Before applying for personal loans with a co-signer, you must meet specific requirements to make you eligible for these products. They can vary, but the basic eligibility criteria are as follows:
Age: be 18 years old and above; Identification: have a valid ID card; Residence/citizenship: be a permanent residence or a US citizen; Banking data: have an active checking account; Contact details: have a valid phone number and email address.
It’s easy to get personal with a co-signer if you follow the correct steps. 15M Finance presents you with the main stages of getting personal loans with a co-signer and makes your debt consolidation 100% convenient:
You can choose your bank, credit union, or operating lender to obtain the best personal loan with cosigners. If you can’t find a trusted financial institution, choose 15M Finance. By pre-qualifying on our platform, you can connect with hundreds of direct lenders available in your state. Dealing with us is free, and no minimum credit score requirements exist. You can apply for a co-signed personal loan and get the funds within 24 hours of approval.

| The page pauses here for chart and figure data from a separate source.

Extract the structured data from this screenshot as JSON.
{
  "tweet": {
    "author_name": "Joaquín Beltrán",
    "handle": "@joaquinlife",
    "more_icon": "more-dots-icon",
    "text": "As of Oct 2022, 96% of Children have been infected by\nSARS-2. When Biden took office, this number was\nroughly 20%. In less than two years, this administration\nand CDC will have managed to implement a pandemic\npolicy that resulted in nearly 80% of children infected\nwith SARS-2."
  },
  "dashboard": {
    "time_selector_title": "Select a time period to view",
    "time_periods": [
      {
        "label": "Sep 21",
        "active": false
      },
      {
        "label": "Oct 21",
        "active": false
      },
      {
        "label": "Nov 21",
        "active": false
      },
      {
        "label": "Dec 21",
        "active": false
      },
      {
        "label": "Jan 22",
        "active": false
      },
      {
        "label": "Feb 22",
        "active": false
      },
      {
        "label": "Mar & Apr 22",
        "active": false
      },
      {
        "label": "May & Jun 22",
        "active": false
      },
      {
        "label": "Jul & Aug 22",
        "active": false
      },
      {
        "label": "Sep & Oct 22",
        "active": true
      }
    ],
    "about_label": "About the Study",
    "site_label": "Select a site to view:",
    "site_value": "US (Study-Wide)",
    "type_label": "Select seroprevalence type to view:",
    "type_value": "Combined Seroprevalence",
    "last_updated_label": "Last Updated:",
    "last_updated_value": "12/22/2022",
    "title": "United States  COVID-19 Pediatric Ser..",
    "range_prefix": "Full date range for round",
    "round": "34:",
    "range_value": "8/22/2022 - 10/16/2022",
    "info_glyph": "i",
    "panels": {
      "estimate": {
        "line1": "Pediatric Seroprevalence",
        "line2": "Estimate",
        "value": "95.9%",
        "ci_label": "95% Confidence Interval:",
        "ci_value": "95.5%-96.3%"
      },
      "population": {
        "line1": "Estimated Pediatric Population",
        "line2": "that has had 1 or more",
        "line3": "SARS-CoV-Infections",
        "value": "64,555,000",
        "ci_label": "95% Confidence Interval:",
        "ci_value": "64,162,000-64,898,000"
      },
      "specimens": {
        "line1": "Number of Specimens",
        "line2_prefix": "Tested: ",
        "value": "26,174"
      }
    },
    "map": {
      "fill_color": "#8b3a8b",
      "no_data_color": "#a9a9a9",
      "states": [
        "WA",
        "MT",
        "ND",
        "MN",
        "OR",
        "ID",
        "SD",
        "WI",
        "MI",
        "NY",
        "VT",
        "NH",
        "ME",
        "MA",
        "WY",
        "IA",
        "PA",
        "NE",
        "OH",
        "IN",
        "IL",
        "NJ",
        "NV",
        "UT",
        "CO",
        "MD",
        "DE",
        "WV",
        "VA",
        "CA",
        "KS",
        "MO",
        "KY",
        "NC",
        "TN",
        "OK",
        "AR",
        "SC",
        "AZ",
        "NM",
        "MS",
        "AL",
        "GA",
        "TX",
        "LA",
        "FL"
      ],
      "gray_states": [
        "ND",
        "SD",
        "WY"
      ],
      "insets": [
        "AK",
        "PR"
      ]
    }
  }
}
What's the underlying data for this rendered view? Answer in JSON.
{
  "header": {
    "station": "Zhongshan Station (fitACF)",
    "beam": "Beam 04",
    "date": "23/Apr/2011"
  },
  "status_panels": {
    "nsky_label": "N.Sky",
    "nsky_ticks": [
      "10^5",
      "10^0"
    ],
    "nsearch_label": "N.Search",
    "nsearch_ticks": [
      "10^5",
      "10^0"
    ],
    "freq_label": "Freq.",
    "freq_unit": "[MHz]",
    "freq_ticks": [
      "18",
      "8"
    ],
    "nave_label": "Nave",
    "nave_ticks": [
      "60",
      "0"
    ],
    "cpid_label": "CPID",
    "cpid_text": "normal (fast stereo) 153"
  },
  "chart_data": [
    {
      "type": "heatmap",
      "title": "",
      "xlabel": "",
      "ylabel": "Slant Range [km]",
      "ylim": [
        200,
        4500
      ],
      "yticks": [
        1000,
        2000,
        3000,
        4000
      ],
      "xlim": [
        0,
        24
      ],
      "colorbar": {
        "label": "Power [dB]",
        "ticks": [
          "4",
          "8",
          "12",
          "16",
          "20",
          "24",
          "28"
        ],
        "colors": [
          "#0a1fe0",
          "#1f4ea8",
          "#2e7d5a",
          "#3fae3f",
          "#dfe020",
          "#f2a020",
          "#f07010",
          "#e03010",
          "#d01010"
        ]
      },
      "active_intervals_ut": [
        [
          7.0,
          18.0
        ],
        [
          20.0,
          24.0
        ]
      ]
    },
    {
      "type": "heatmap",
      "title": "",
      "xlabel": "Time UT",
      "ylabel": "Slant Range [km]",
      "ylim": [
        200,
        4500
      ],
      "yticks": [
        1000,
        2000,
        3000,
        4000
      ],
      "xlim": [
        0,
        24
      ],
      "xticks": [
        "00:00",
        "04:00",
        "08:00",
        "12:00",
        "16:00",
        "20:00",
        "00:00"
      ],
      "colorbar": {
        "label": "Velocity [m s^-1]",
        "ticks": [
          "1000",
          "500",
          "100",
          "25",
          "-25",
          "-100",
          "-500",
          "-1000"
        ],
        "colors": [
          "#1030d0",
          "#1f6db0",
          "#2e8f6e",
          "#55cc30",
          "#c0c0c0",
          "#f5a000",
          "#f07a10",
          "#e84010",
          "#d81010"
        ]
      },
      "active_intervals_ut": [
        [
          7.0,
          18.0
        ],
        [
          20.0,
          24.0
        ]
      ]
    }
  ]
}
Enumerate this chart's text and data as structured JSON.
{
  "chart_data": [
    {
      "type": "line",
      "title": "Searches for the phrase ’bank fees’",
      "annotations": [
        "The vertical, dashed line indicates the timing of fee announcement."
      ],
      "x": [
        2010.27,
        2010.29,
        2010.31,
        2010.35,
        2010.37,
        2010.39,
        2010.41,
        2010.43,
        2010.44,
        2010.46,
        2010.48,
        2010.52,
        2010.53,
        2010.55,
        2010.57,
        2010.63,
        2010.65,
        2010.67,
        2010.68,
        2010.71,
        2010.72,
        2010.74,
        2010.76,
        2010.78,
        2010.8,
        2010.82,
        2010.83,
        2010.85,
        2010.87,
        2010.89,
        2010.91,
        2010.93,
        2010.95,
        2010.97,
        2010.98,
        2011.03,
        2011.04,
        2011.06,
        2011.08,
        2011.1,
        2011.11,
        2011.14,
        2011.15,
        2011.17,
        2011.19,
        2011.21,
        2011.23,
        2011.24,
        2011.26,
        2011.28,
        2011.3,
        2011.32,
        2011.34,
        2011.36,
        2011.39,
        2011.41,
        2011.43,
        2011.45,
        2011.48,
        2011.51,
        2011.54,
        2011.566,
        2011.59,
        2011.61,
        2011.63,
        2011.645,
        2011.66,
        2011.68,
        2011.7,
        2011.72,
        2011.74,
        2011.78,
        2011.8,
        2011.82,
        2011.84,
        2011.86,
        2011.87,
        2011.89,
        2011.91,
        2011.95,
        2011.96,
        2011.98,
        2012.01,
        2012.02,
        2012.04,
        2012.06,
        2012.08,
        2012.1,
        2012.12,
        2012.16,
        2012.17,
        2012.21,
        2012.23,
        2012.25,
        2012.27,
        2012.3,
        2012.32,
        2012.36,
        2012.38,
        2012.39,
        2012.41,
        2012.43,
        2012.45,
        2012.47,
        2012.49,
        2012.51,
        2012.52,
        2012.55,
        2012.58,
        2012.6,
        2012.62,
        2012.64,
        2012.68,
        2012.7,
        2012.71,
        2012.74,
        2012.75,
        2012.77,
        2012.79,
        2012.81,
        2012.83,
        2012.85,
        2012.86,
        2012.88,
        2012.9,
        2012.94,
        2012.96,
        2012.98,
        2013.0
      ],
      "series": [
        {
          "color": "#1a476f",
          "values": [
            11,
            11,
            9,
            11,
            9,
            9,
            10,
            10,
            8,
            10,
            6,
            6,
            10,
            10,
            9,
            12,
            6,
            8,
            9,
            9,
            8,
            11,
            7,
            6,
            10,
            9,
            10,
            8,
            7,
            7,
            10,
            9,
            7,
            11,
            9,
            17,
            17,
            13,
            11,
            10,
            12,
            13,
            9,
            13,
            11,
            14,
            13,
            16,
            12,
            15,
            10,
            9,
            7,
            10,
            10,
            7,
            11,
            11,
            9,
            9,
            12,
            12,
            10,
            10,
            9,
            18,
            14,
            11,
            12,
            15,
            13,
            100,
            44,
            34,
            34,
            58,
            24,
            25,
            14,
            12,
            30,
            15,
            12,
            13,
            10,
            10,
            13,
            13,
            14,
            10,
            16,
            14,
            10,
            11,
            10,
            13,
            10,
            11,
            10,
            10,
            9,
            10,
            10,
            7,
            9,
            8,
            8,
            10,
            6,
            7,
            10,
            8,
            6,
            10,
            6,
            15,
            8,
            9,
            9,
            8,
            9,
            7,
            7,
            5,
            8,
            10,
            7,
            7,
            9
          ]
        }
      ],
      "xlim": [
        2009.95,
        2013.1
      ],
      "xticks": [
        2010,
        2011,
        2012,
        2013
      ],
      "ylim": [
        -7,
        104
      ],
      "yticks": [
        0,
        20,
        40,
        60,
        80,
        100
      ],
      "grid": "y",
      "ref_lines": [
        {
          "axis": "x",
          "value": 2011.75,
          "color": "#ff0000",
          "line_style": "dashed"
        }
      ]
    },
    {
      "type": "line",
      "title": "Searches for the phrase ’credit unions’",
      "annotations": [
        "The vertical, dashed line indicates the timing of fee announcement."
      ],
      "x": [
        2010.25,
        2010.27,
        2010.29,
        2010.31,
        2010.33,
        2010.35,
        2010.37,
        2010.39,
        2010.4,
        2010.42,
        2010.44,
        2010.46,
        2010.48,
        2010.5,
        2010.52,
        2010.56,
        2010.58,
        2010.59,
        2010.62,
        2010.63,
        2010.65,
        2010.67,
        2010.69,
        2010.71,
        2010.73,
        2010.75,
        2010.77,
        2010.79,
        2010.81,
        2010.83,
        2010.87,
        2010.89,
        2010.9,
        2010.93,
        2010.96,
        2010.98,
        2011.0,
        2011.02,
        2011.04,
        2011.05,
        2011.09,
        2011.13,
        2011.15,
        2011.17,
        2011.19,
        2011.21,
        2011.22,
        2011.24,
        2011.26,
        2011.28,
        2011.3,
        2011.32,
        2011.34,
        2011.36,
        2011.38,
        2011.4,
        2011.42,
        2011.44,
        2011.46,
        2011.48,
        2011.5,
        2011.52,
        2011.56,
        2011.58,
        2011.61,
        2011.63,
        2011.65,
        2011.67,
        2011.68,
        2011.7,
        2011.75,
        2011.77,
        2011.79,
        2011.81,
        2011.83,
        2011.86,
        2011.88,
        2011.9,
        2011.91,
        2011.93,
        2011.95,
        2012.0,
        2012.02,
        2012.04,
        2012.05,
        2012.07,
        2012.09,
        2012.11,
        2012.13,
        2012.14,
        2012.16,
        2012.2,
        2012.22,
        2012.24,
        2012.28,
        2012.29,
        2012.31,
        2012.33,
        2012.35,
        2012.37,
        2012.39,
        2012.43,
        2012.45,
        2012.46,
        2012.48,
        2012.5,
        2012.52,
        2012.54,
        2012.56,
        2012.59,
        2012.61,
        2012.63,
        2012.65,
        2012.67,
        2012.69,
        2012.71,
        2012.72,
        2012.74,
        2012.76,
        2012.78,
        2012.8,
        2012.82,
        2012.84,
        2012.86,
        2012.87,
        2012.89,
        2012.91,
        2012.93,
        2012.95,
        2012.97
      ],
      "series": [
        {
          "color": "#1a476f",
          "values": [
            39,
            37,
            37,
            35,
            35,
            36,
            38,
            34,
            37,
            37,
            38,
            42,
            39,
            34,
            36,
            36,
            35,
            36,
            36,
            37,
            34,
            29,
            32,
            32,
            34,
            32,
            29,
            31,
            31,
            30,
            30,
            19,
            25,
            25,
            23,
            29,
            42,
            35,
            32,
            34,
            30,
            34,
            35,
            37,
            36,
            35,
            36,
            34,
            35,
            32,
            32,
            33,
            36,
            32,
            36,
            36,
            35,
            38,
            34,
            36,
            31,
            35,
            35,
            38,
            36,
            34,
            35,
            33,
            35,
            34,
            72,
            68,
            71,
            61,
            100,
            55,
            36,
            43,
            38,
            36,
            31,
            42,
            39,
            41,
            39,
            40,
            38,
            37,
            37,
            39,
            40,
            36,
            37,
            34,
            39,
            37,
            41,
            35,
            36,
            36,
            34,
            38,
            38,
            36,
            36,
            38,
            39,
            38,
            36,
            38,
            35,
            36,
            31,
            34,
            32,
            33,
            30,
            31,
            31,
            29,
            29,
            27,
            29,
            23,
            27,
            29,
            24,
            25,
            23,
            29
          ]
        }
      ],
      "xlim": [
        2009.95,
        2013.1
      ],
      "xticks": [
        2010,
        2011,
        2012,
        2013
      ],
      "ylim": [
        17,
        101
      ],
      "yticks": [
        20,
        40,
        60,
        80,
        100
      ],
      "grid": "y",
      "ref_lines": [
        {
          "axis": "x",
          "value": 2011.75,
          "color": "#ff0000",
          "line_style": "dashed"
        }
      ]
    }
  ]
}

No, because you show the lender you can repay the loan on time by adding a co-signer, and another person’s credit score secures your loan.
A co-signer doesn’t affect your credit score. Taking out a personal loan with a co-signer or on your own will have the same initial impact on your credit. If the lender performs a hard credit check, it can improve your credit score by at least five points.
The credit score requirements may vary by lender, but the common is 670 or higher.
If you can’t afford to repay the loan on time, both your and your co-signer’s credit scores may decrease in time. As you both are responsible for covering the debt, the lender will request to repay it.
A co-signer must stay on a loan during the whole repayment term. It secures the loan and makes the primary borrower more responsible for timely covering the debt.